I bring this up, not because I want to take saw manufacturers to task, but because these tales reveal how we as a society have come to accept amputations as a way of life for woodworkers. In an average 10-year period, U.S. woodworkers typically lose about 25,000 fingers and thumbs, which is why so many of us are familiar with amputees.
If there's a lesson for engineers in this type of social acceptance, it's that change is difficult, even if "change" means eliminating thousands of amputations per year.
Just ask Stephen Gass, a patent attorney who also happens to hold a Ph.D. in physics. Gass developed a remarkable way to enable saws to distinguish between flesh and wood. His feature employs a digital signal processor to analyze the electrical capacitance at the saw blade and, therefore, to determine what the saw blade is cutting. When he put the feature on a table saw, he suddenly discovered he'd developed an extremely powerful safety measure, and decided to take it to the power tool industry. (To fully appreciate the technology, view the "hot dog demo" on our website at http://rbi.ims.ca/4930-503. It's an amazing video clip.)
As you might guess, though, our society's acceptance of finger amputations comes replete with corporate and legal mechanisms that protect the status quo. And, let's add here, those mechanisms can be a good thing. By enabling saw manufacturers to build saws for those willing to use them at their own risk, they gave us a power tool industry. Without those mechanisms, we might not have table saws.

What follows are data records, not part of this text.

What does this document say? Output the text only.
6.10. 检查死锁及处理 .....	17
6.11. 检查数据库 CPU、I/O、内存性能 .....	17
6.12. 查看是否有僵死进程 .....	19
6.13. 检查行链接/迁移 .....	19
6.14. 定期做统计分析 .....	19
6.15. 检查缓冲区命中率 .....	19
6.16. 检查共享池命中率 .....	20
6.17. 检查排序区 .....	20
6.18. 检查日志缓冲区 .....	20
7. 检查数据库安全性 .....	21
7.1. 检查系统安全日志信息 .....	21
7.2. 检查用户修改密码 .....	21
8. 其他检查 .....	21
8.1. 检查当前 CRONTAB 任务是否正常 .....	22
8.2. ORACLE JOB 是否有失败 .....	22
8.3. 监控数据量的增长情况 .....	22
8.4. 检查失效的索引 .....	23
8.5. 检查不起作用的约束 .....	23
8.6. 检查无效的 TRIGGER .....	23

Still, Gass's battle with the status quo shows how difficult it can be for an inventor to break through entrenched ways of doing business, even when an invention holds such potential importance for society. Gass says the power tool industry rejected his technology, ganged up against him in an attempt to circumvent his patents, and publicly attacked his effort to get the technology accepted by the U.S. Consumer Product Safety Commission.
The power tool industry, meanwhile, says Gass's technology is not practical and accuses him of vilifying its members in the media.

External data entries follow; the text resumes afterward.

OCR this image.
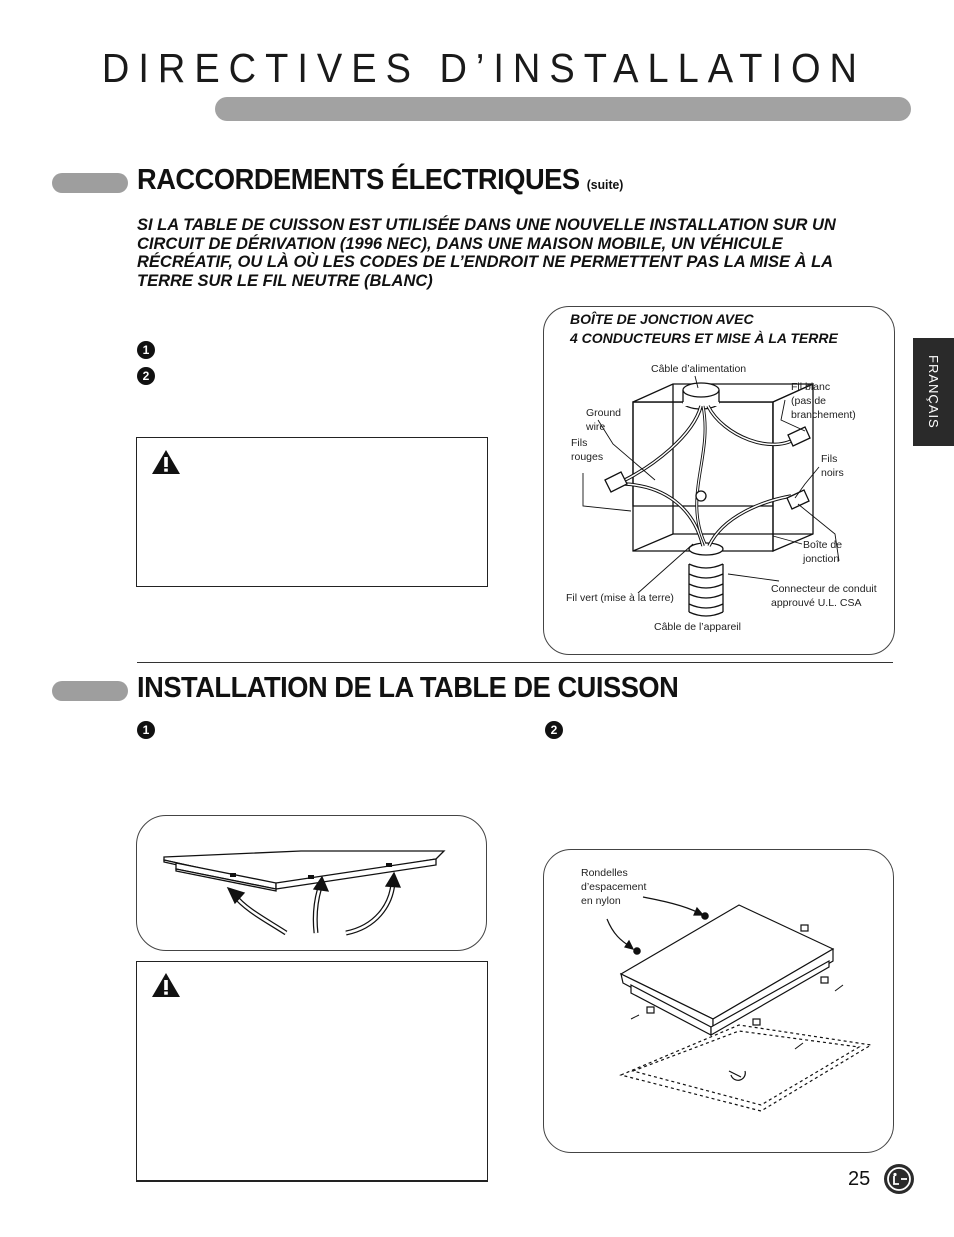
DIRECTIVES D’INSTALLATION
FRANÇAIS
RACCORDEMENTS ÉLECTRIQUES (suite)
SI LA TABLE DE CUISSON EST UTILISÉE DANS UNE NOUVELLE INSTALLATION SUR UN CIRCUIT DE DÉRIVATION (1996 NEC), DANS UNE MAISON MOBILE, UN VÉHICULE RÉCRÉATIF, OU LÀ OÙ LES CODES DE L’ENDROIT NE PERMETTENT PAS LA MISE À LA TERRE SUR LE FIL NEUTRE (BLANC)
1
2
BOÎTE DE JONCTION AVEC
4 CONDUCTEURS ET MISE À LA TERRE
Câble d’alimentation
Fil blanc
(pas de
branchement)
Ground
wire
Fils
rouges	Fils
noirs
Boîte de
jonction
Connecteur de conduit
approuvé U.L. CSA
Fil vert (mise à la terre)
Câble de l’appareil
INSTALLATION DE LA TABLE DE CUISSON
1	2
Rondelles
d’espacement
en nylon
25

Ultimately, though, the Consumer Product Safety Commission saw the value in the skin-sensing technology. In late June, its staff recommended that the commission proceed with a rulemaking process that is likely to result in a mandatory safety standard for table saws (read more about it at http://rbi.ims.ca/4930-504, or in our 09.04.06 issue). Gass sees the commission's decision as a huge victory for his technology.
His victory also serves as a powerful lesson for engineers who have to battle for acceptance of new technologies. Despite what documentary movies often show, the forces that restrain innovation aren't always the result of conspiracies. Nor are they necessarily illegal. Sometimes, the greatest force technology can face is our acceptance of the status quo.